Children block Boyeros Avenue due to a lack of electricity after Cuba’s electrical grid suffered a partial collapse early Thursday, cutting power across eastern Cuba, in Havana, Cuba, May 14, 2026.
Norlys Perez/Reuters
On Wednesday, a breakdown on the electrical grid took out power to much of the eastern half of the country. Lights are more likely to go out in east Cuba because it has a poorer demographic of residents, and power lines that were damaged in Hurricane Helena in September 2024 have still not been repaired, De la Fuente said.
Trump’s sanctions have especially impacted Cuba’s food supply, because the island imports the vast majority of its food, LeoGrande said. Cuba imports 70% to 80% of its domestic food requirements, with most imports slated for social protection programs, according to the World Food Programme.
“You’re talking about the possibility of really mass starvation, if that stands,” LeoGrande said. “The situation there is absolutely desperate.”
As a result of the energy crisis, Cuba’s economy is grinding to a halt, the experts said. Grocery store shelves are empty. Hospitals can barely function. The lack of diesel has stalled the agricultural sector, marine vessels and trucks, Piñon said.
When LeoGrande was in Cuba in December, some of the only cars running were electric vehicles, he noted. Family members of De la Fuente who are in Cuba have had maybe two hours of electricity within a 36-hour timeframe, he said.
No one on the island, with the exception of certain high-ranking officials, can escape the challenges presented by the lack of oil, Piñon said.

People walk past a fire set by demonstrators during a protest against the lack of energy and blackouts in the Lawton neighborhood in Havana, on May 14, 2026. Cuba blamed the United States for the “particularly tense” situation in its electricity grid, as the east of the country was hit by another widespread power cut on May 14, 2026.
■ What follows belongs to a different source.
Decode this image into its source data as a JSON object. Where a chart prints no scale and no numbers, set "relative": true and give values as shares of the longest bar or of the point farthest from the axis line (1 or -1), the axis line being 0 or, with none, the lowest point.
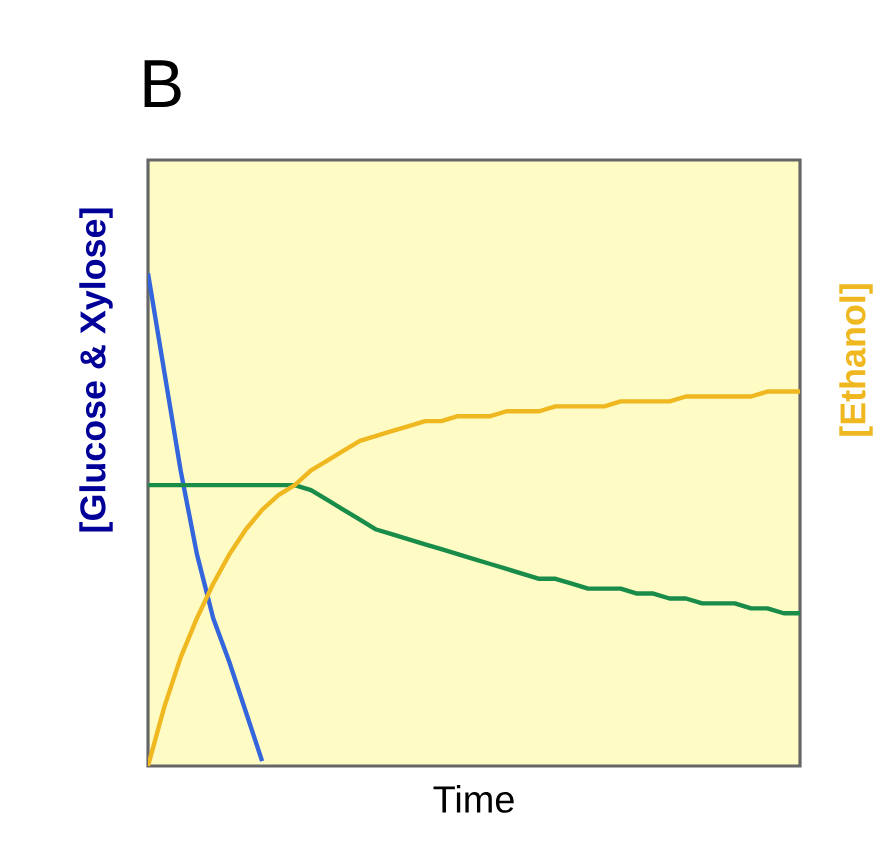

Yamil Lage/AFP via Getty Images
The situation has sparked outrage among Cuban citizens, who have begun to demonstrate against the prolonged blackouts, the experts said.
The U.S. embassy began receiving reports of protests throughout Havana, resulting in “aggressive police repression” against the protesters. Video taken in Havana shows fires burning as a result of the demonstrations.
“You’re starting to see the breakdown of social order,” LeoGrande said.
While the protests have not been directed toward U.S. citizens, officials urged Americans to avoid large gatherings as well as take precautions by conserving fuel, water and mobile phone charge.
“Be prepared for significant disruption,” The U.S. embassy said.
CIA Director John Ratcliffe met with top Cuban officials in Havana on Thursday and discussed intelligence cooperation, economic stability and security “all against the backdrop that Cuba can no longer be a safe haven for adversaries in the Western hemisphere,” a CIA official told ABC News.
Cuban Foreign Minister Bruno Rodriguez warned that the U.S. was on a “dangerous path” that could lead to a “bloodbath in Cuba” in an interview with ABC News last week.
“Hopefully a solution here will be coming soon,” Piñon said.